Nicht zuletzt stellen aber Haushaltsgeräte, die aufgrund ihrer Ausführung nicht bedienbar sind, nicht nur eine Barriere dar – sie werden auch zur Diskriminierung.
Damit sich hinsichtlich barrierefreier Haushaltsgeräte positive Entwicklungen einstellen, arbeitet die länderübergreifende Arbeitsgruppe „Haushalt DACH“ eng zusammen.
Der BSVÖ ist Teil der Arbeitsgruppe, die sich über Österreich, Deutschland und die Schweiz spannt. Das Erarbeiten gemeinsamer Strategien und der fruchtbare Wissensaustausch unter den Mitwirkenden sollen den Weg zu etwas ebnen, das heute noch nach Zukunftsmusik klingt: Haushaltsgeräte verfügbar zu machen, die für alle barrierefrei bedienbar sind.
Gerhard Kogler
13.06.2021, 06:48
Der Artikel zeigt die Problematik gut auf.

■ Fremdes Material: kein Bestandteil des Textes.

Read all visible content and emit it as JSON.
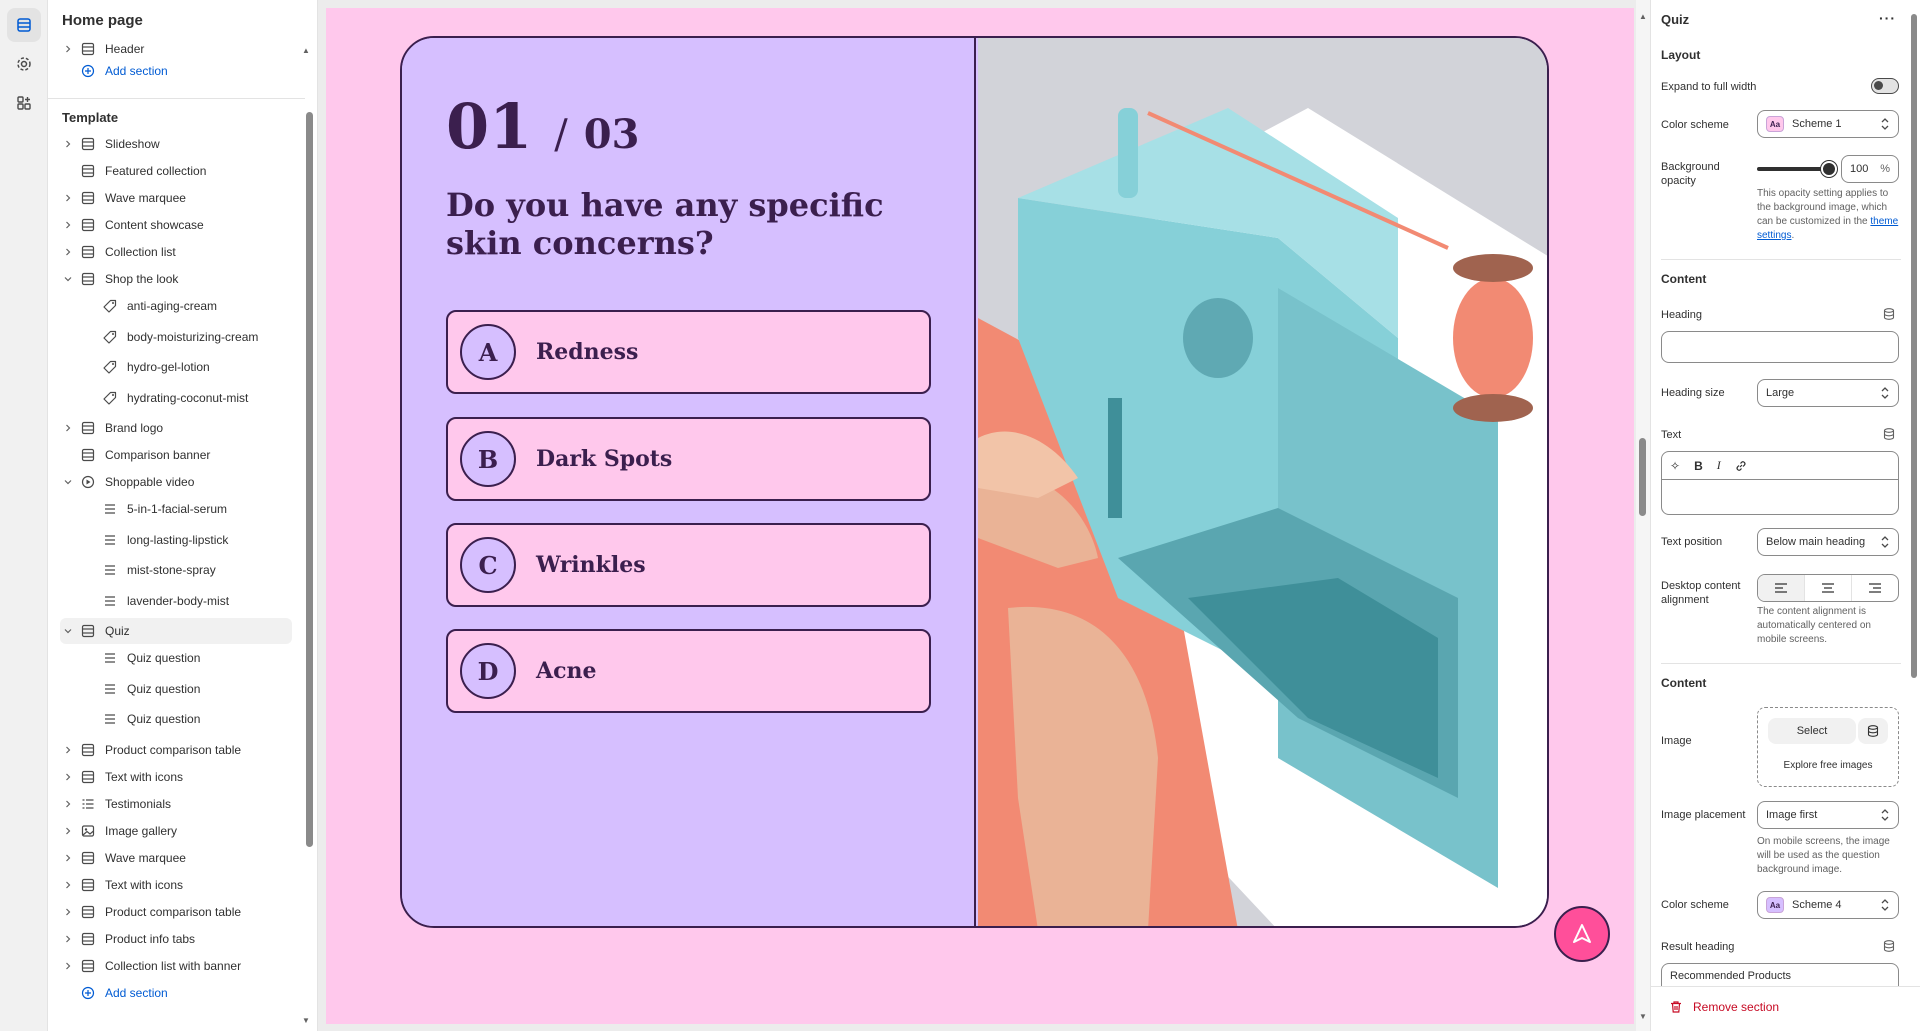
{
  "left_panel": {
    "page_title": "Home page",
    "header_group": [
      {
        "label": "Header",
        "kind": "section",
        "expandable": true
      },
      {
        "label": "Add section",
        "kind": "add"
      }
    ],
    "template_label": "Template",
    "template_items": [
      {
        "label": "Slideshow",
        "kind": "section",
        "expandable": true,
        "level": 0
      },
      {
        "label": "Featured collection",
        "kind": "section",
        "expandable": false,
        "level": 0
      },
      {
        "label": "Wave marquee",
        "kind": "section",
        "expandable": true,
        "level": 0
      },
      {
        "label": "Content showcase",
        "kind": "section",
        "expandable": true,
        "level": 0
      },
      {
        "label": "Collection list",
        "kind": "section",
        "expandable": true,
        "level": 0
      },
      {
        "label": "Shop the look",
        "kind": "section",
        "expandable": true,
        "expanded": true,
        "level": 0
      },
      {
        "label": "anti-aging-cream",
        "kind": "tag",
        "level": 1
      },
      {
        "label": "body-moisturizing-cream",
        "kind": "tag",
        "level": 1
      },
      {
        "label": "hydro-gel-lotion",
        "kind": "tag",
        "level": 1
      },
      {
        "label": "hydrating-coconut-mist",
        "kind": "tag",
        "level": 1
      },
      {
        "label": "Brand logo",
        "kind": "section",
        "expandable": true,
        "level": 0
      },
      {
        "label": "Comparison banner",
        "kind": "section",
        "expandable": false,
        "level": 0
      },
      {
        "label": "Shoppable video",
        "kind": "video",
        "expandable": true,
        "expanded": true,
        "level": 0
      },
      {
        "label": "5-in-1-facial-serum",
        "kind": "block",
        "level": 1
      },
      {
        "label": "long-lasting-lipstick",
        "kind": "block",
        "level": 1
      },
      {
        "label": "mist-stone-spray",
        "kind": "block",
        "level": 1
      },
      {
        "label": "lavender-body-mist",
        "kind": "block",
        "level": 1
      },
      {
        "label": "Quiz",
        "kind": "section",
        "expandable": true,
        "expanded": true,
        "level": 0,
        "selected": true
      },
      {
        "label": "Quiz question",
        "kind": "block",
        "level": 1
      },
      {
        "label": "Quiz question",
        "kind": "block",
        "level": 1
      },
      {
        "label": "Quiz question",
        "kind": "block",
        "level": 1
      },
      {
        "label": "Product comparison table",
        "kind": "section",
        "expandable": true,
        "level": 0
      },
      {
        "label": "Text with icons",
        "kind": "section",
        "expandable": true,
        "level": 0
      },
      {
        "label": "Testimonials",
        "kind": "list",
        "expandable": true,
        "level": 0
      },
      {
        "label": "Image gallery",
        "kind": "image",
        "expandable": true,
        "level": 0
      },
      {
        "label": "Wave marquee",
        "kind": "section",
        "expandable": true,
        "level": 0
      },
      {
        "label": "Text with icons",
        "kind": "section",
        "expandable": true,
        "level": 0
      },
      {
        "label": "Product comparison table",
        "kind": "section",
        "expandable": true,
        "level": 0
      },
      {
        "label": "Product info tabs",
        "kind": "section",
        "expandable": true,
        "level": 0
      },
      {
        "label": "Collection list with banner",
        "kind": "section",
        "expandable": true,
        "level": 0
      },
      {
        "label": "Add section",
        "kind": "add",
        "level": 0
      }
    ]
  },
  "preview": {
    "counter_current": "01",
    "counter_sep": "/",
    "counter_total": "03",
    "question": "Do you have any specific skin concerns?",
    "answers": [
      {
        "letter": "A",
        "text": "Redness"
      },
      {
        "letter": "B",
        "text": "Dark Spots"
      },
      {
        "letter": "C",
        "text": "Wrinkles"
      },
      {
        "letter": "D",
        "text": "Acne"
      }
    ],
    "colors": {
      "background": "#ffc8ec",
      "card": "#d6bfff",
      "ink": "#3b1f4e",
      "fab": "#ff4f9a"
    }
  },
  "settings": {
    "title": "Quiz",
    "layout_heading": "Layout",
    "expand_label": "Expand to full width",
    "color_scheme_label": "Color scheme",
    "color_scheme_value": "Scheme 1",
    "bg_opacity_label": "Background opacity",
    "bg_opacity_value": "100",
    "bg_opacity_unit": "%",
    "bg_opacity_level": 1.0,
    "opacity_help": "This opacity setting applies to the background image, which can be customized in the",
    "theme_settings_link": "theme settings",
    "content_heading": "Content",
    "heading_label": "Heading",
    "heading_value": "",
    "heading_size_label": "Heading size",
    "heading_size_value": "Large",
    "text_label": "Text",
    "text_position_label": "Text position",
    "text_position_value": "Below main heading",
    "alignment_label": "Desktop content alignment",
    "alignment_help": "The content alignment is automatically centered on mobile screens.",
    "content_heading_2": "Content",
    "image_label": "Image",
    "select_label": "Select",
    "explore_label": "Explore free images",
    "image_placement_label": "Image placement",
    "image_placement_value": "Image first",
    "placement_help": "On mobile screens, the image will be used as the question background image.",
    "color_scheme_label_2": "Color scheme",
    "color_scheme_value_2": "Scheme 4",
    "result_heading_label": "Result heading",
    "result_heading_value": "Recommended Products",
    "remove_label": "Remove section"
  }
}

Um potentielle Entscheidungsträger, Produzenten und Institutionen (zB für Normierung) anzusprechen, muss er mit entsprechenden Argumenten und Statistiken untermauert werden. Dazu muss für jeden Adressaten der Nutzen für ihn bereits im Titel verklickern werden, damit er sich damit befasst.
Wirtschaftsförderung, Ministerium, Wissenschaft und Medien kann man als Treiber nutzen!

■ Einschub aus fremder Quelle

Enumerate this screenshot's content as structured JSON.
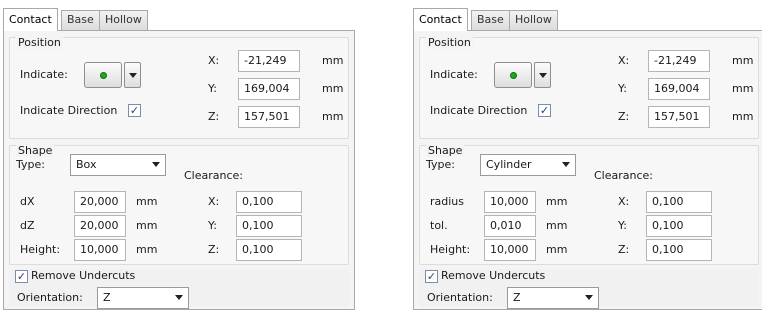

Eine Masterarbeit zum Thema könnte alle notwendigen Infos dafür liefern, zB auch zu erwartende Verkaufszahlen. Das würde wieder für Startups als wertvolle Anregung und Unterstützung dienen.
Daniela
12.09.2019, 17:01
Hey, dazu hatte ich neulich einen Beitrag von einem Blinden gelesen, vielleicht kennst Du den auch schon? https://www.netz-barrierefrei.de/wordpress/newsletter-digitale-barrierefreiheit/neuigkeiten-zur-barrierefreiheit-im-september-2019/
Klaudia Karoliny
11.09.2019, 14:41
Hier müsste viel mehr auch mit der Wirtschaft und/oder Herstellerfirmen von Produkten zusammen gearbeitet werden. Und bitte auch aufs Design schauen und nicht nur auf die Funktionalität! Und auch ob sich Produkte ggf. leicht reinigen lassen. All das müsste und sollte Berücksichtigung finden und wird sicher dann von vielen Menschen angenommen, die nicht unbedingt eine Behinderung haben oder alt sind.
Lydia Zoubek
08.09.2019, 12:00
Als Bloggerin über Blindheit stelle ich immer wieder fest, dass unser Personenkreis zu uninteressant für einige Anbieter sind. Ein Beispiel ist der neue Termomix, der ausschließlich über ein Display gesteuert wird. https://lydiaswelt.com/
Margarete Waba
11.09.2019, 09:34
Ja, und genau da soll angesetzt werden – die barrierefreie Bedienbarkeit für blinde und sehbehinderte Menschen bringt nicht nur was für diese Personengruppe, sondern kann auch für viele andere von großem Vorteil sein, so zum Beispiel für ältere Menschen. Und vor allem ist das Ziel, barrierefreie Bedienenbarkeit Von Anfang an zu schaffen und nicht erst wieder im Nachhinein, meist kompliziert und auch mit hohen Kosten verbunden, Adaptierungen vornehmen zu müssen.v
Martin Wolkerstorfer
11.09.2019, 19:03
Toller Artikel! Dankeschön! Vielleicht gleich über die EU Regeln lassen! Ohne gesetzliche Verbindlichkeit wird das wohl nicht gehen!